The province of Flevoland has been investigating the possibility of developing and restructuring a wind farm in the region for a number of years. Now, a letter of intent has been signed for the regional plans for wind energy in the area and Nuon and SwifterwinT, a coaliton consisting of local farmers, land owners and residents, will jointly develop one of the projects, the repowering of the Flevoland wind farm. 74 old wind turbines with a capacity of 85 MW will be replaced with fewer and more powerful turbines. The new wind farm will have a total capacity of 215 MW consisting of 65 turbines and supply 172,000 households with renewable electricity. 

The wind farm is a partnership where Nuon will own 28 of the new turbines and the rest is owned by SwifterwinT.

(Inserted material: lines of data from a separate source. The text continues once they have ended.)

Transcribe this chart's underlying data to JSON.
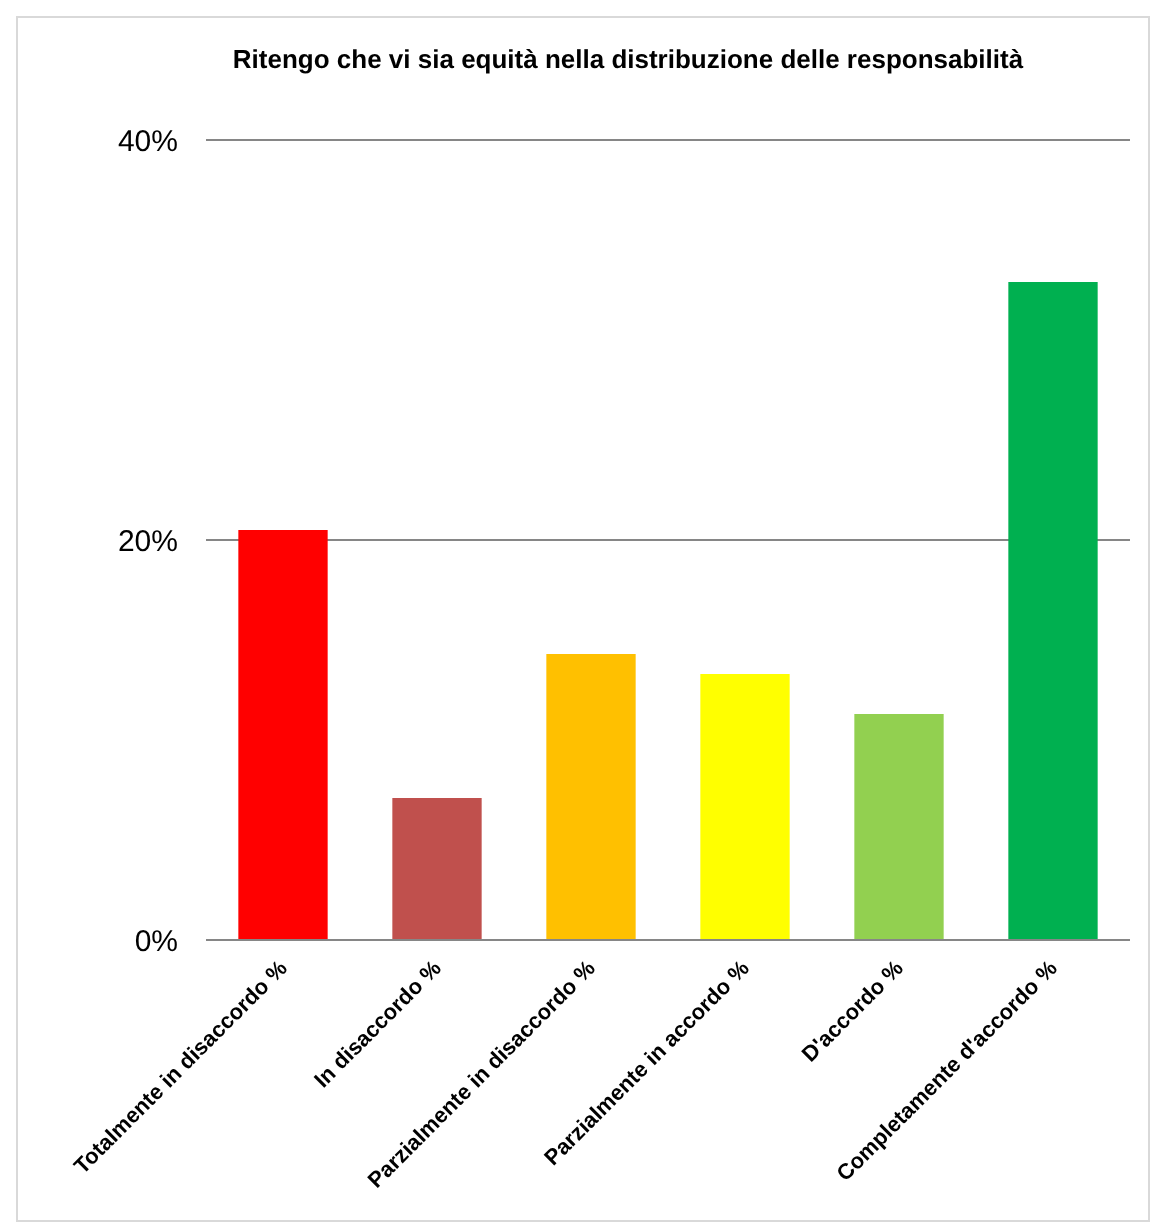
{
  "chart_data": {
    "type": "bar",
    "title": "Ritengo che vi sia equità nella distribuzione delle responsabilità",
    "categories": [
      "Totalmente in disaccordo %",
      "In disaccordo %",
      "Parzialmente in disaccordo %",
      "Parzialmente in accordo %",
      "D'accordo %",
      "Completamente d'accordo %"
    ],
    "values": [
      20.5,
      7.1,
      14.3,
      13.3,
      11.3,
      32.9
    ],
    "colors": [
      "#ff0000",
      "#c0504d",
      "#ffc000",
      "#ffff00",
      "#92d050",
      "#00b050"
    ],
    "ylim": [
      0,
      40
    ],
    "yticks": [
      {
        "value": 0,
        "label": "0%"
      },
      {
        "value": 20,
        "label": "20%"
      },
      {
        "value": 40,
        "label": "40%"
      }
    ],
    "grid": "y"
  }
}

Engaging in stakeholders takes time and energy
Henk Kouwenhoven, wind developer at Nuon, has been involved in the project since the beginning of 2010 and, since that time, has drunk ‘a great deal of coffee’ in his ongoing liaison with stakeholders.

“In a process like this, it’s crucial to win the trust of future partners. And these partners want to be able to rely on Nuon. That takes a huge amount of time and energy”, he says.

Together with his colleagues, he makes sure that all the licences and agreements with local stakeholders have been finalised before the tender process gets under way.

“This declaration of intent is good news and is an important first step on the way to effective, sustainable plans for the future of the province of Flevoland. It means that everyone involved endorses the objectives of the wind plan and its value and benefits. Together, we will endeavour to achieve these objectives”, explains Henk Kouwenhoven.

Source illustration: Regional Plan for Wind Energy - South and East Flevoland

Local investors
“In wind projects, participation is crucial. This will certainly be the case here”, says Maarten Schoone, managing director of SwifterwinT.

“Anyone living in the immediate vicinity can invest in the project - both in development and in construction and operation.”

Other residents (including those living in the residential districts) will be able to get involved after the development phase.

Construction is due to start in 2020. The Dutch government will be responsible for the spatial aspects of development of the wind farm and coordination of the licensing process.